Словно зачарованная, Мадлен следила за движениями руки Тристана. Черная щетина, в последние два дня скрывавшая четкие черты его лица, исчезала, как по волшебству. Даже в тусклом рассветном свете Мэдди могла оценить, насколько красив он без бороды, и не удержалась от мысленного вопроса, сколько еще женщин, кроме вчерашней глупенькой служанки, не смогли устоять перед этой красотой. И при этой мысли ее охватило странное чувство – совершенно неподобающее, по ее мнению, благовоспитанной девушке.

Покончив с бритьем, Тристан упаковал сумку, подобрал с пола одеяло и подошел к постели своей спутницы. Мэдди притворилась спящей, не желая в этот момент встречаться взглядом с его светлыми проницательными глазами: слишком велик был риск, что англичанин заметит, в какое смущение привело ее это интимное зрелище. Спустя мгновение девушка услышала, как Тристан тихонько выскользнул из комнаты и притворил за собой дверь.

Мэдди тут же села на постели. Куда он пошел? Ее охватили запоздалые сожаления: уж лучше бы она нашла в себе смелость взглянуть ему в лицо и спросить, куда он собрался. Она торопливо сунула ноги в башмаки, поднялась, плеснула себе в лицо остатками холодной воды и пригладила пальцами короткие кудрявые волосы. Мсье Тибальт был совершенно невыносим, но стоило ему исчезнуть из виду, как Мэдди начинало казаться, что она осталась в этом мире одна-одинешенька.

Осторожно заглянув в обеденный зал, она убедилась, что Тристана там нет. В зале оказалась только та самая пухленькая служанка, суетливо убиравшая следы бурной ночи. В тот момент, когда Мэдди просунула голову в дверь, служанка как раз пыталась оттереть кровавое пятно с половицы.
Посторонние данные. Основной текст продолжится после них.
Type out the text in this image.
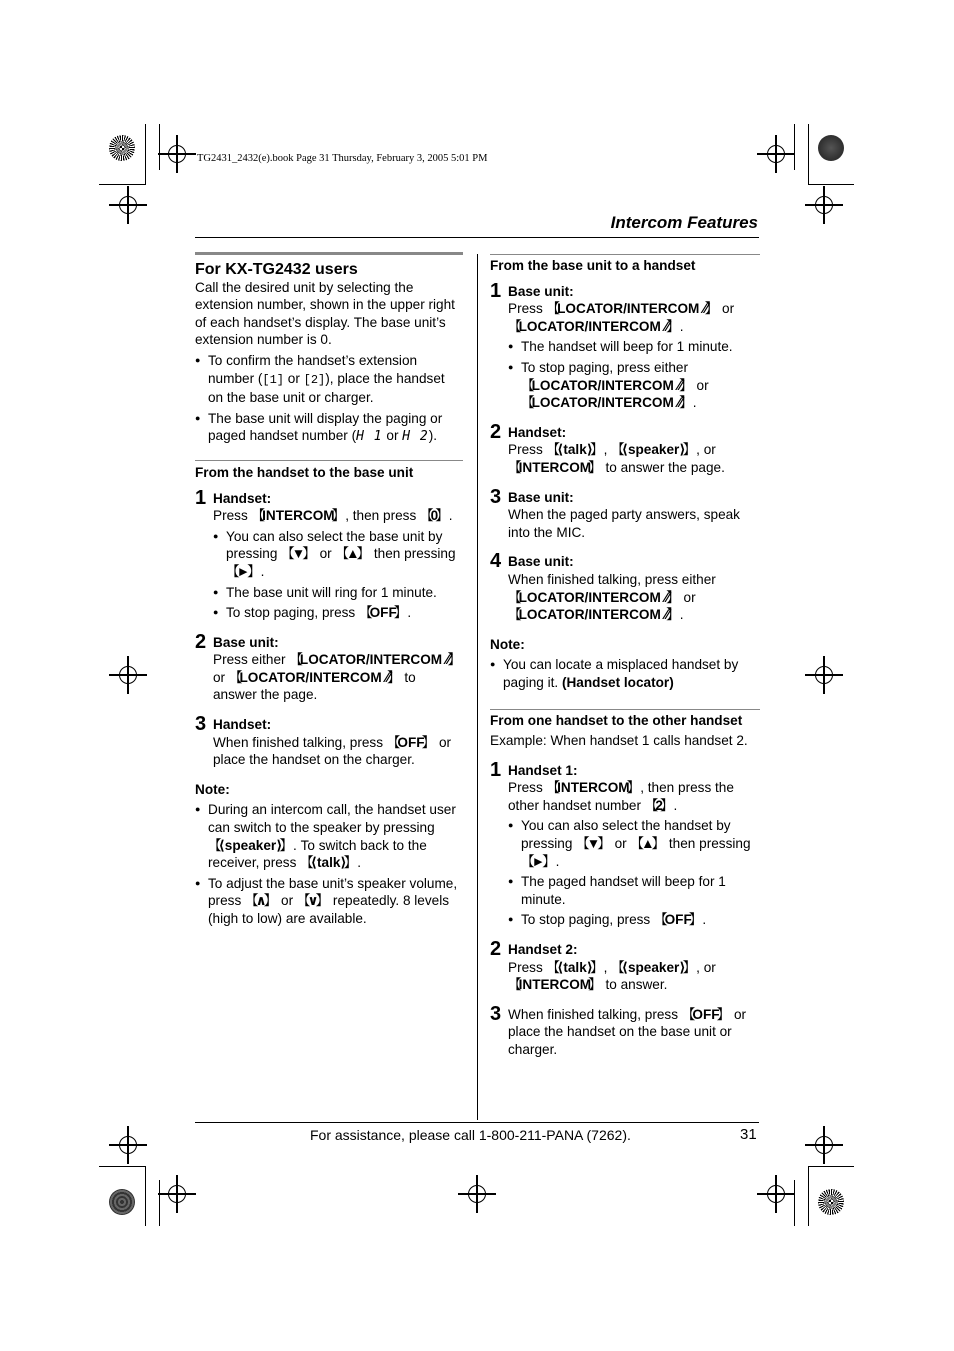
TG2431_2432(e).book Page 31 Thursday, February 3, 2005 5:01 PM
Intercom Features

For KX-TG2432 users

Call the desired unit by selecting the extension number, shown in the upper right of each handset’s display. The base unit’s extension number is 0.

● To confirm the handset’s extension number ([1] or [2]), place the handset on the base unit or charger.
● The base unit will display the paging or paged handset number (H 1 or H 2).

From the handset to the base unit

1 Handset:

Press 【 INTERCOM 】 , then press 【 0 】 .

● You can also select the base unit by pressing 【 ▼ 】 or 【 ▲ 】 then pressing 【 ► 】 .
● The base unit will ring for 1 minute.
● To stop paging, press 【 OFF 】 .
2 Base unit:

Press either 【 LOCATOR/INTERCOM ⁄⁄ 】 or 【 LOCATOR/INTERCOM ⁄⁄ 】 to answer the page.

3 Handset:

When finished talking, press 【 OFF 】 or place the handset on the charger.

Note:

● During an intercom call, the handset user can switch to the speaker by pressing 【 ⟨speaker⟩ 】 . To switch back to the receiver, press 【 ⟨talk⟩ 】 .
● To adjust the base unit’s speaker volume, press 【 ∧ 】 or 【 ∨ 】 repeatedly. 8 levels (high to low) are available.

From the base unit to a handset

1 Base unit:

Press 【 LOCATOR/INTERCOM ⁄⁄ 】 or
【 LOCATOR/INTERCOM ⁄⁄ 】 .

● The handset will beep for 1 minute.
● To stop paging, press either
【 LOCATOR/INTERCOM ⁄⁄ 】 or
【 LOCATOR/INTERCOM ⁄⁄ 】 .
2 Handset:

Press 【 ⟨talk⟩ 】 , 【 ⟨speaker⟩ 】 , or 【 INTERCOM 】 to answer the page.

3 Base unit:

When the paged party answers, speak into the MIC.

4 Base unit:

When finished talking, press either
【 LOCATOR/INTERCOM ⁄⁄ 】 or
【 LOCATOR/INTERCOM ⁄⁄ 】 .

Note:

● You can locate a misplaced handset by paging it. (Handset locator)

From one handset to the other handset

Example: When handset 1 calls handset 2.

1 Handset 1:

Press 【 INTERCOM 】 , then press the other handset number 【 2 】 .

● You can also select the handset by pressing 【 ▼ 】 or 【 ▲ 】 then pressing 【 ► 】 .
● The paged handset will beep for 1 minute.
● To stop paging, press 【 OFF 】 .
2 Handset 2:

Press 【 ⟨talk⟩ 】 , 【 ⟨speaker⟩ 】 , or 【 INTERCOM 】 to answer.

3 When finished talking, press 【 OFF 】 or place the handset on the base unit or charger.

For assistance, please call 1-800-211-PANA (7262).	31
– Мужчины! – фыркнула служанка, смерив презрительным взглядом “крестьянского мальчика”. – Все вы одинаковы! Пьяные свиньи! Сначала кидаются друг на друга, как бешеные быки, а потом уползают дрыхнуть, а женщине приходится после них чистить и скрести! На вашем месте, юноша, я бы следовала примеру святого отца и держалась бы подальше от таких заварушек, как вчерашняя.

Мэдди рассмеялась:

– Разумеется. Я и так намереваюсь идти по его стопам, – проговорила она, старательно изменив голос, чтобы не выдать себя.

– Что ж, тогда вам надо поторапливаться, – отозвалась служанка, по-видимому, истолковав эти слова буквально. – Он только что постучался на кухню, заказал кружку кофе, а потом уехал в этом маленьком черном экипаже.

У Мэдди сердце ушло в пятки.

– Он уехал из гостиницы?

– Да. Помахал мне рукой на прощание и послал воздушный поцелуй. – Служанка вздохнула. – Какая досада, что он священник!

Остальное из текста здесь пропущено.